The group looked at 60 countries and found some had signed conventions and treaties to reduce pollution by lead, mercury, pesticides and other toxic substances. Some countries also have national plans to fight pollution.

The top 10 countries fighting pollution include two from Africa, three from Latin America, three from Asia, and two former Soviet states.

Honorable mentions went to India, China and Madagascar for struggling to curb pollution while developing modern economies and feeding their people.

"The more we look the bigger the problem of pollution is," said one researcher. "But most countries have limited resources."

Jack Caravanos of the CUNY School of Public Health at Hunter College in New York, said that the Global Fund raised $20 billion to fight malaria, AIDS and TB but only $100 million went to fight pollution which kills many, many more people each year.

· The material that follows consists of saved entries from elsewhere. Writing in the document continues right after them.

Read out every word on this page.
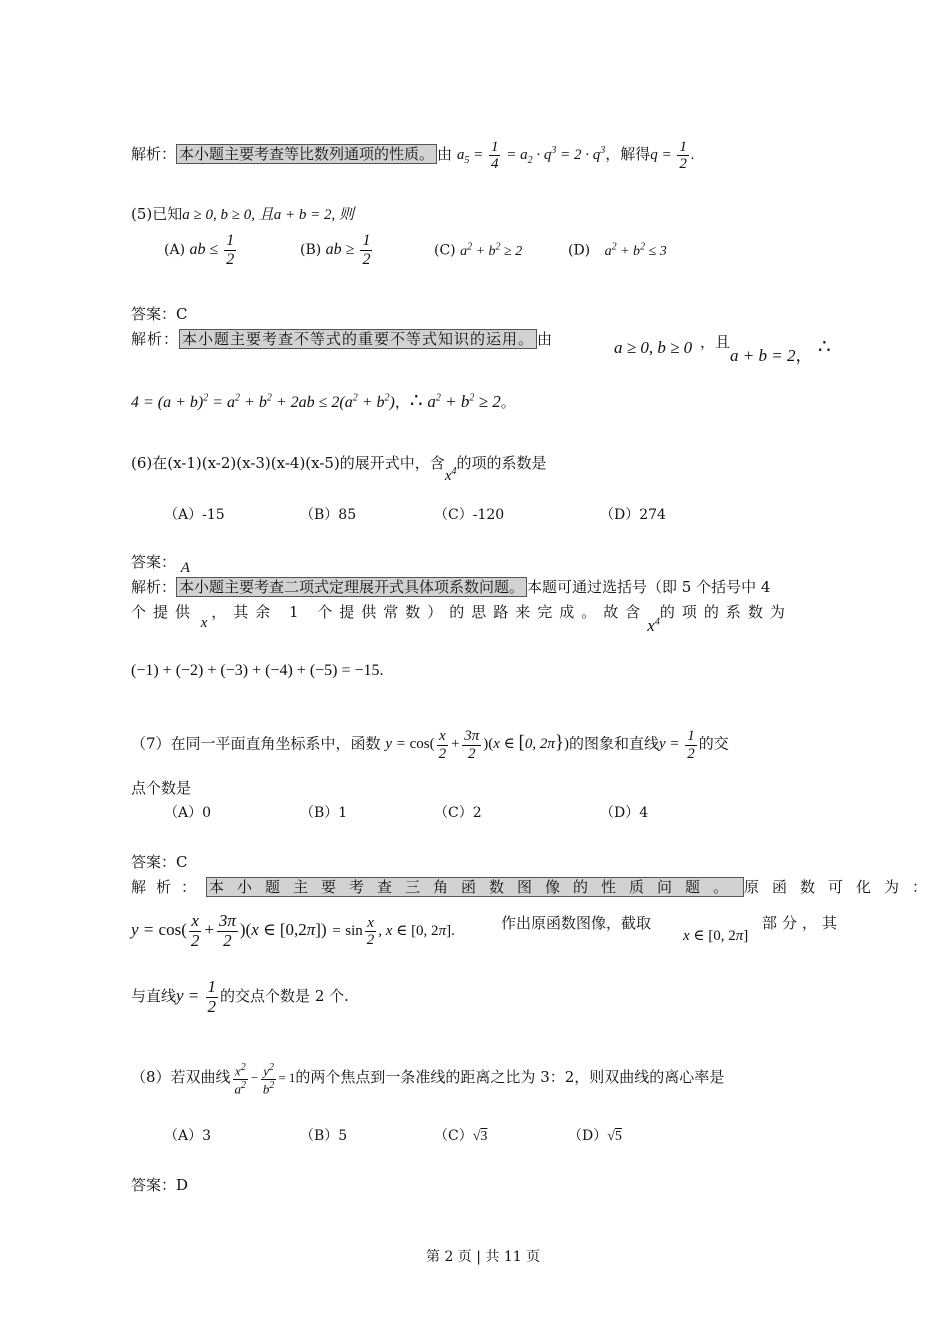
解析： 本小题主要考查等比数列通项的性质。 由 $a_5 = \frac{1}{4} = a_2 \cdot q^3 = 2 \cdot q^3$，解得$q = \frac{1}{2}$ .
(5)已知a ≥ 0, b ≥ 0, 且a + b = 2, 则
(A) ab ≤ $\frac{1}{2}$	(B) ab ≥ $\frac{1}{2}$	(C) $a^2 + b^2 \ge 2$	(D) $a^2 + b^2 \le 3$
答案：C
解析： 本小题主要考查不等式的重要不等式知识的运用。 由	a ≥ 0, b ≥ 0 ，且
a + b = 2， ∴
$4 = (a + b)^2 = a^2 + b^2 + 2ab \le 2(a^2 + b^2)$，∴ $a^2 + b^2 \ge 2$。
(6)在(x-1)(x-2)(x-3)(x-4)(x-5)的展开式中，含$x^4$的项的系数是
（A）-15	（B）85	（C）-120	（D）274
答案： A
解析： 本小题主要考查二项式定理展开式具体项系数问题。 本题可通过选括号（即 5 个括号中 4
个提供 x ，其余 1 个提供常数）的思路来完成。故含$x^4$的项的系数为
(−1) + (−2) + (−3) + (−4) + (−5) = −15.
（7）在同一平面直角坐标系中，函数 $y = \cos( \frac{x}{2} + \frac{3\pi}{2} )(x$ ∈ [0, 2π})的图象和直线$y = \frac{1}{2}$ 的交
点个数是
（A）0	（B）1	（C）2	（D）4
答案：C
解析： 本小题主要考查三角函数图像的性质问题。 原函数可化为：
$y = \cos( \frac{x}{2} + \frac{3\pi}{2} )(x$ ∈ $[0,2\pi]) = \sin \frac{x}{2}$ , x ∈ [0, 2π].	作出原函数图像，截取
x ∈ [0, 2π]
部分，其
与直线$y = \frac{1}{2}$ 的交点个数是 2 个.
（8）若双曲线 $\frac{x^2}{a^2} - \frac{y^2}{b^2} = 1$的两个焦点到一条准线的距离之比为 3：2，则双曲线的离心率是
（A）3	（B）5	（C）√3	（D）√5
答案：D
第 2 页 | 共 11 页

The top 10 most improved countries listed were:

  • Kyrgyzstan -- Water filters reduced pollution from 24 abandoned uranium mines linked to high levels of cancer.
  • Former Soviet Union -- Hunted down thousands of tons of old but toxic pesticides.
  • Ghana -- Agbogbloshie area of Accra is using mechanical stripping to recover copper wiring from used electronics, rather than burning the plastic off.
  • Senegal -- Thiaroye Sur-Mer, a polluted lead battery recycling area, is switching to hydroponic gardening.
  • Vietnam -- Dong Mai villagers moved a lead battery recycling operation outside the village.
  • Philippines--In the Marilao, Meycauayan and Obando river aquaculture is being improved with zeolite and probiotic filtering systems.
  • Indonesia - Cinangka's lead laden soil was removed from a soccer field.
  • Peru -- "The country has developed new soil pollution laws and remediation timelines."
  • Uruguay -- "Montevideo has reclaimed neighborhoods by cleaning up electronic waste toxic hot spots."
  • Mexico -- "Mexico City turned a contaminated oil refinery into an urban park with a million visitors a year."

"Today pollution kills nearly 9 million people while more than 200 million people worldwide suffer from ailments, diseases, sicknesses," said the report. "This need not be so.

"Investments from the international community will serve the poorest well, saving lives, and solving problems permanently. We know how to solve the problem. It is simply a matter of providing communities and governments with the tools to get the job done now."